Recueil de chansons à boire et danser [Chansons à 1 et 2 voix] [with] Deuxième livre des chansons à danser et à boireParis, Pierre Ballard, imprimeur de la Musique du Roi, 1936 and 1642
FIRST EDITIONS. Two vols. in one. 1) ff. [iv], 51 [i]: A4, B-G8, H4. 2) ff. 46 [i]. A-D8, E4, F8, lacking C8, and final blank F8 in second vol. Both titles within charming woodcut borders with musicians at sides, Apollo above, floriated woodcut initials, large grotesque woodcut head and tail-pieces, typographical ornaments, an extra verse added in mss. in contemporary hand on ff16 of second volume. Light age yellowing, water-stain to last seven leaves, tiny worm trail to edge of lower blank margin of first few leaves of second. Overall, very good copies, crisp and clean in fine French nineteenth century prune morocco ‘Janseniste’, spine with raised bands, date author and title gilt lettered, edges double gilt ruled, inner dentelles richly gilt, marbled endpapers.

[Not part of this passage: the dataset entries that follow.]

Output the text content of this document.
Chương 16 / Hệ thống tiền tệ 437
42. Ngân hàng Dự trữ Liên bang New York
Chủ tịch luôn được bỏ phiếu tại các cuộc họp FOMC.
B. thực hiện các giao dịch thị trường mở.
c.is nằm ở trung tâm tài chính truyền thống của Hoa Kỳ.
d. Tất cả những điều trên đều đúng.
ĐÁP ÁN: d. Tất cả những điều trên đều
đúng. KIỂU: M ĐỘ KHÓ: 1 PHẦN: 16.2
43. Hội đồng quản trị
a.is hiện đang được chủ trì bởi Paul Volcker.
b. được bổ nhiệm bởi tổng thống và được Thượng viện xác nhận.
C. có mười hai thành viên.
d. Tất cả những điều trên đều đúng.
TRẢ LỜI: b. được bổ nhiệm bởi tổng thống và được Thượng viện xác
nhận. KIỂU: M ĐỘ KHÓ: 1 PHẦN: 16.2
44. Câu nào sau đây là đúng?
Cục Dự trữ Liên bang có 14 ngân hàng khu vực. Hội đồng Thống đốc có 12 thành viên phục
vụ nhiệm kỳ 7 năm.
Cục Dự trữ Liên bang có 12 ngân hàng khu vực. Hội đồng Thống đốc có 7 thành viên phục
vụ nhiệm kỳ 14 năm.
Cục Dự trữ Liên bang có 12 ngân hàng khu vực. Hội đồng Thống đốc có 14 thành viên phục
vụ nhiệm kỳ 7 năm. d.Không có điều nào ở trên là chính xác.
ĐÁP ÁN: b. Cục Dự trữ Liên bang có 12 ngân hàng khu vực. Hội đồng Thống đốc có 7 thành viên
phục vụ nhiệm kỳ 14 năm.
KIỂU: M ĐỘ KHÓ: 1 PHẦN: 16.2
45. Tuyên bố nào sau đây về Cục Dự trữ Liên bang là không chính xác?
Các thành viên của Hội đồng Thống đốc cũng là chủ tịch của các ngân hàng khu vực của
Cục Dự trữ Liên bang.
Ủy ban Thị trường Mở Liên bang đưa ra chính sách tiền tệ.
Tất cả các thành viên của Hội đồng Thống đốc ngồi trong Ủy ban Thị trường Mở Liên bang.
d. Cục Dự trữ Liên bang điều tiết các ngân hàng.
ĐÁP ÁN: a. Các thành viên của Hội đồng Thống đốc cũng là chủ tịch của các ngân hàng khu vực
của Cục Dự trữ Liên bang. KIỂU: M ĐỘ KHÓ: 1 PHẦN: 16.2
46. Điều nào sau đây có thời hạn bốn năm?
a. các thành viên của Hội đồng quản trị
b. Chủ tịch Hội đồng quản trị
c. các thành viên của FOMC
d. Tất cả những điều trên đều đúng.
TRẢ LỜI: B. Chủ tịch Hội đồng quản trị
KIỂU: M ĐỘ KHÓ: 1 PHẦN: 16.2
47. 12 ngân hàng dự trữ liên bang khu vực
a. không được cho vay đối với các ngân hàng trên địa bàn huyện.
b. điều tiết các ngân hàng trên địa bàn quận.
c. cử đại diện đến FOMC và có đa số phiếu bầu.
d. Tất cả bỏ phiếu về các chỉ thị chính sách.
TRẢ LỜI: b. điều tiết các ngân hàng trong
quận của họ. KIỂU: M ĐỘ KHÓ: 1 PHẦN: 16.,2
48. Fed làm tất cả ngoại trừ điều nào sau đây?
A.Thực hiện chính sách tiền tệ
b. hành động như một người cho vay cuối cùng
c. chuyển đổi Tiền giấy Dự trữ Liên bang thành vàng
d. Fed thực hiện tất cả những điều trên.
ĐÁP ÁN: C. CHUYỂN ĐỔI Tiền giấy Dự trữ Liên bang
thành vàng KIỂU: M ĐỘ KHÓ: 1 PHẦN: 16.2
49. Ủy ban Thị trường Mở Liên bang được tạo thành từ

Exceptionally rare copies of the first and only editions of these “songs for drinking and dancing” by Jean Boyer. These two collections of drinking and dancing songs belong to an authentically French genre, a light-hearted derivative of the ‘Air de cour’ a secular court song, which became one of the most important vocal genres in the first third of the 17th century. Among the remaining collections of drinking and dancing songs of the period, Boyer’s are probably the most interesting both rhythmically and harmonically, and the texts he chooses to set to music are generally more refined than those of many of his contemporaries. They do, however, remain secular, often bawdy and amusing, lighthearted songs, clearly meant for a popular audience even though they were printed by the King’s printer of music.
“Set either in polyphony for four or five unaccompanied voices—mostly during the late sixteenth century, but also still in Boyer’s ‘1er livre d’Airs à quatre parties’ —or for one single voice with lute accompaniment, such songs were usually performed and heard at court for the private entertainment of the king (Louis XIII) and his entourage. Composers were among the most eminent musicians of the court, including Pierre Guédron, Antoine and Jean-Baptiste Boësset, François Richard, Étienne Moulinié, Jean Boyer, etc., who were all excellent singers, if not also lutenists. Given the courtly destination of these airs, printing privileges were given primarily to the royal publishers Le Roy & Ballard, though Ballard continued to publish airs by himself later on. The success of these songs was such that they became the main genre to be inserted in court ballets and, from 1608 some printed collections of ‘airs de cour’, conversely, mainly consisted of songs directly taken from the most sensational recent ballets de cour. Whether written by anonymous verse-writers, or by some of the most eminent French poets (e.g., Ronsard, Sillac, Pasquier, Desportes, and du Baïf) or derived from Italian pastorals by Tasso or Guarini and translated by d’Urfé, the texts were usually quite simple, in a binary form, and in regular meter. Always strophic, the poems were symmetrical, they typically had rhyming lines of 6–13 syllables organized in strophes of 4–8 lines and were set in a syllabic manner. … Although airs de cour were popular even beyond Paris and France, the fascination with the genre began to decline in the 1630s, and it was the chanson pour boire (humorous songs about drinking) and the chanson pour danser (dancing songs) that succeeded the more courtly genre until the early 1670s. …. Boyer’s 1636 ‘Recueil d’Airs à boire et danser’ consists of 51 songs, 26 “à boire” for a treble and bass voice, and 25 “à danser” for a solo singer, whereas the second collection (IIeme Livre des Chansons à danser et à boire), was published in 1642 and contains 31 chansons “pour danser”, four courantes and two sarabandes (all for a solo voice), and only seven chansons “pour boire” set for two voices (treble and bass)” Marc Vanscheeuwijck. ‘Chansons à boire et à danser. Airs de cour.’
Excellent copies of these rare works, finely bound.